The main point became the idea of a Jewish national home, Weizmann was sure what it meant as a spokesman for Zionism, he had stated at the Paris Peace Conference that the Zionist objective was to make Palestine as Jewish as England was English. The Zionists expected the British to go along with this idea, Britain did not and within the Balfour Declaration had noted that they wanted to protect Palestinian Arab rights as well. It was the idea of equal obligation and the unsolvable contradiction to the Balfour Declaration. The British tried to clarify itself in the 1922 White Paper, and within there noted that a Jewish nation home did not mean imposition of a Jewish nationality on all of Palestine. It did note that Jews had a right to be in Palestine and that it should become a place where the Jews could go. Yet the British High Commissioner tried to balance the Zionist aims and the freedoms of the Palestinian Arabs, yet failed and it was through this that the Jews and Arabs became hostile to each other. This was exacerbated once Jewish immigration raised the population representational ratios from about 82-16 Arab-Jewish in 1931 to 67-31 Arab-Jewish in 1946. Land was bought by the Jews from absentee Arab landlords such that the Arab tenant farmers were evicted, which began a cycle where Arabs were becoming economically depressed (considering this was the 1930's) and began having to sell land, which increased Jewish land ownership. This also dispossessed the Arabs where they considered themselves as unrepresented from their own leaders, the British were seen as not being willing to intervene and the Zionists they considered as the cause.

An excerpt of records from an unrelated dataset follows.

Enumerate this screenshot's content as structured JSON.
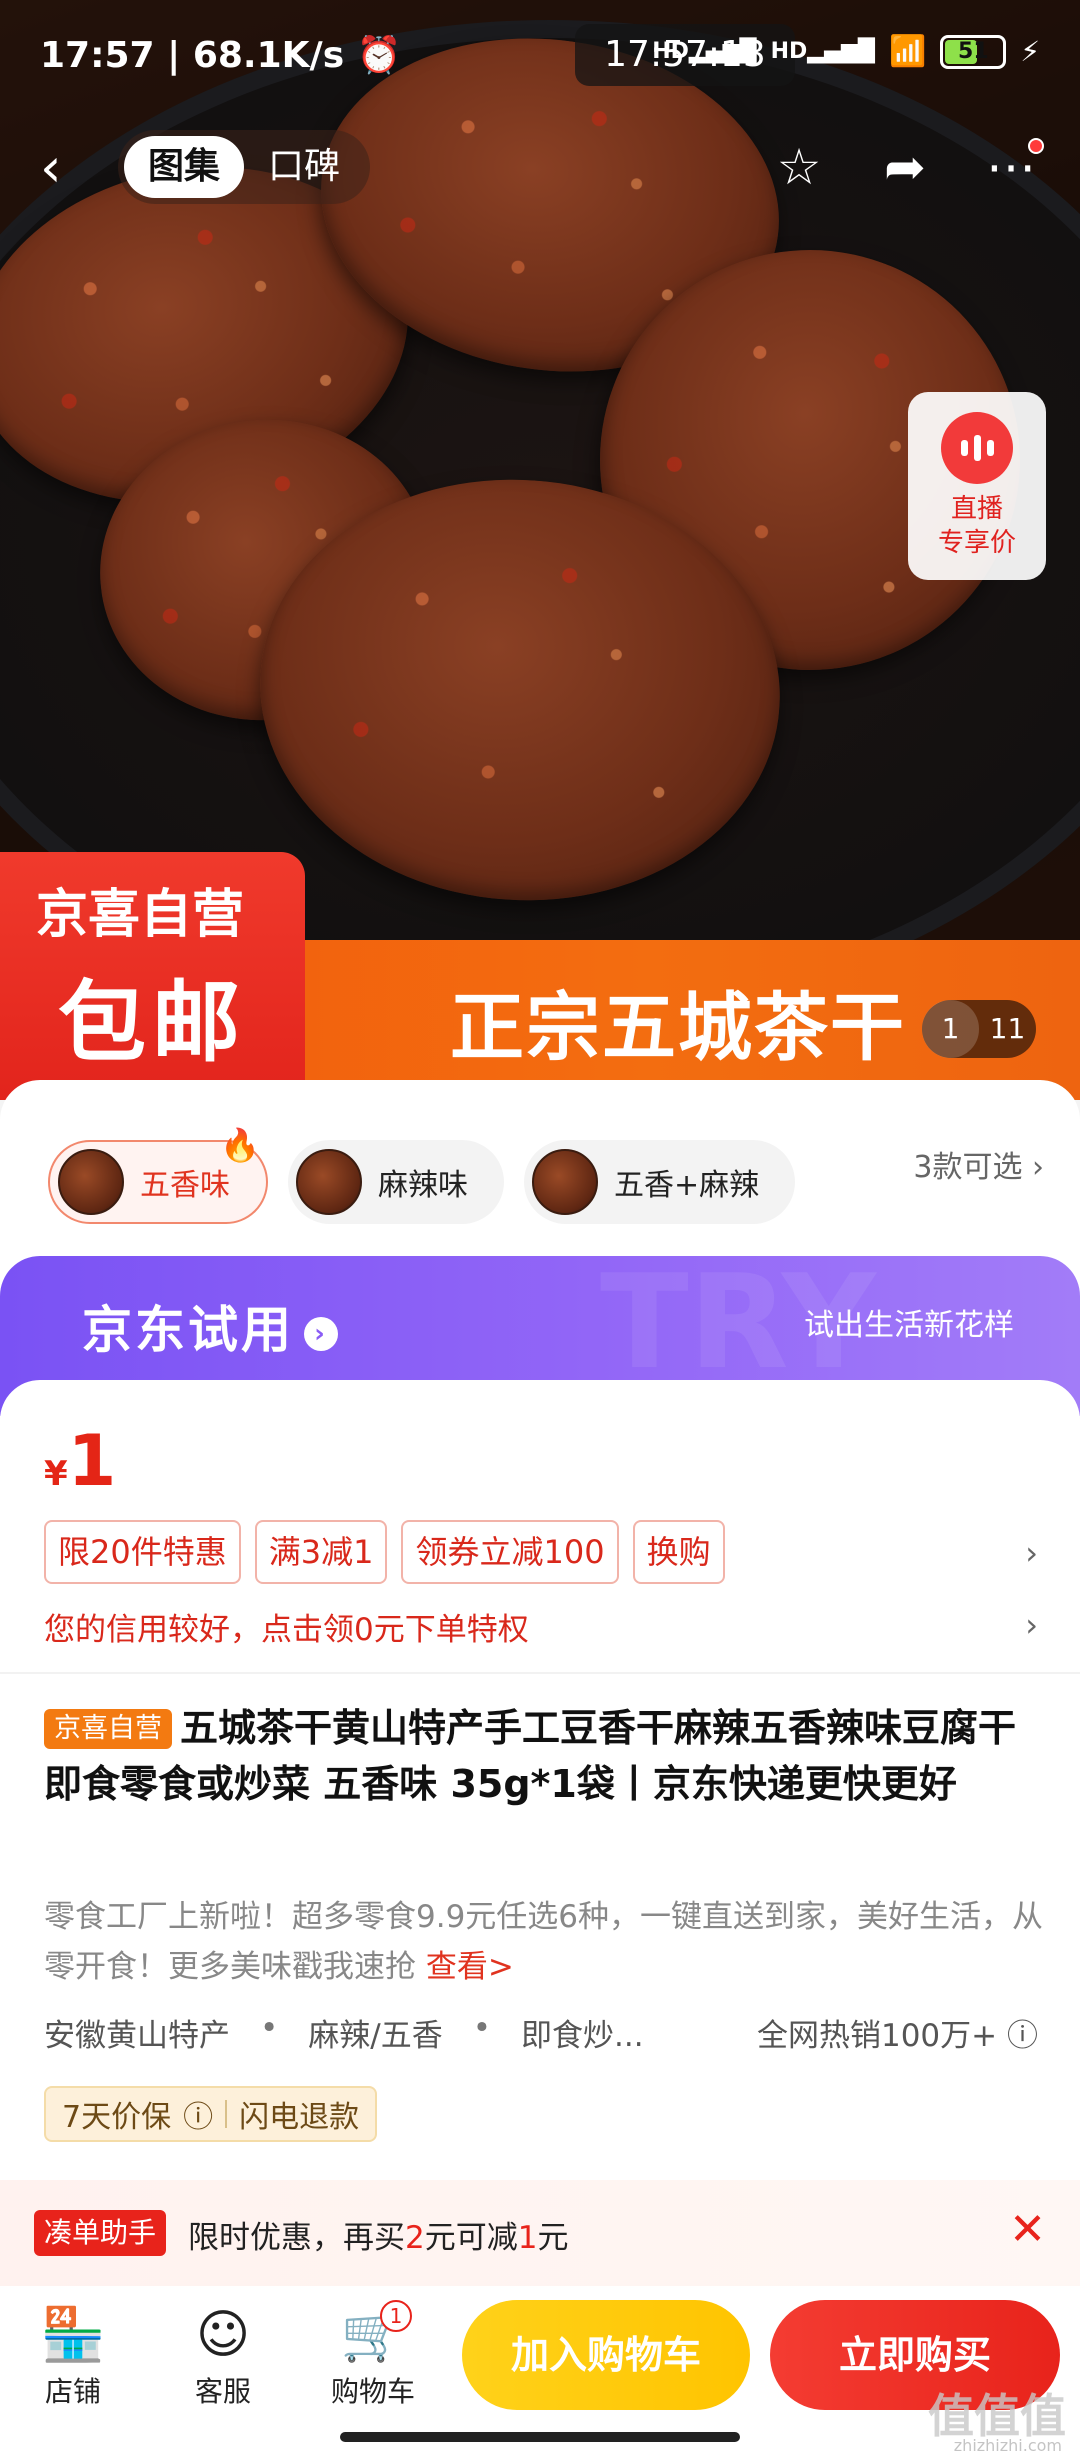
{
  "status": {
    "time": "17:57",
    "speed": "68.1K/s",
    "clock": "17:57:13",
    "net1": "HD",
    "net2": "HD",
    "battery": "51"
  },
  "nav": {
    "tabs": [
      "图集",
      "口碑"
    ],
    "active_tab": 0
  },
  "live": {
    "line1": "直播",
    "line2": "专享价"
  },
  "banner": {
    "badge_top": "京喜自营",
    "badge_main": "包邮",
    "title": "正宗五城茶干",
    "page_current": "1",
    "page_total": "11"
  },
  "variants": {
    "items": [
      {
        "label": "五香味",
        "selected": true
      },
      {
        "label": "麻辣味",
        "selected": false
      },
      {
        "label": "五香+麻辣",
        "selected": false
      }
    ],
    "more": "3款可选"
  },
  "trial": {
    "title": "京东试用",
    "subtitle": "试出生活新花样",
    "watermark": "TRY"
  },
  "price": {
    "currency": "¥",
    "value": "1"
  },
  "promos": [
    "限20件特惠",
    "满3减1",
    "领券立减100",
    "换购"
  ],
  "credit": "您的信用较好，点击领0元下单特权",
  "product": {
    "tag": "京喜自营",
    "title": "五城茶干黄山特产手工豆香干麻辣五香辣味豆腐干即食零食或炒菜 五香味 35g*1袋丨京东快递更快更好",
    "desc": "零食工厂上新啦！超多零食9.9元任选6种，一键直送到家，美好生活，从零开食！更多美味戳我速抢",
    "desc_link": "查看>",
    "attrs": [
      "安徽黄山特产",
      "麻辣/五香",
      "即食炒..."
    ],
    "hot": "全网热销100万+",
    "guarantees": [
      "7天价保",
      "闪电退款"
    ]
  },
  "assist": {
    "tag": "凑单助手",
    "text_a": "限时优惠，再买",
    "amount": "2",
    "text_b": "元可减",
    "discount": "1",
    "text_c": "元"
  },
  "bottom": {
    "shop": "店铺",
    "service": "客服",
    "cart": "购物车",
    "cart_count": "1",
    "add_cart": "加入购物车",
    "buy_now": "立即购买"
  },
  "watermark": {
    "logo": "值值值",
    "url": "zhizhizhi.com"
  }
}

With this antagonism building due to immigration and land purchases, tensions rose and the Arabs protested with acts of violence with the Wailing Wall disturbance of 1929 and revolts within 1936-1939. This is when the British responded by first the Shaw Commission which noted that Arab rights were not being protected as per the Balfour Agreement and that Jewish immigration needed to be put under British control, instead of following these recommendations the British then sent the Hope-Simpson Commission and their recommendations were put into the Passfield White Paper which finally stressed British obligations to Arabs and Jews and it was a recommendation here that Jewish immigration needed to be restricted due to the limited economic capacity of Palestine.
Sorry for the long background, but this is a complex situation that took time to build up, and although this was eventually overturned by Weizmann and members of the British and US governments it was at least a point where the British really tried to clear up their own inconsistencies and policies in the region. My main source for this was A History of the Modern Middle East by William Cleveland and Martin Bunton, we used this text in my Modern Middle East History class and it is very thorough on this situation.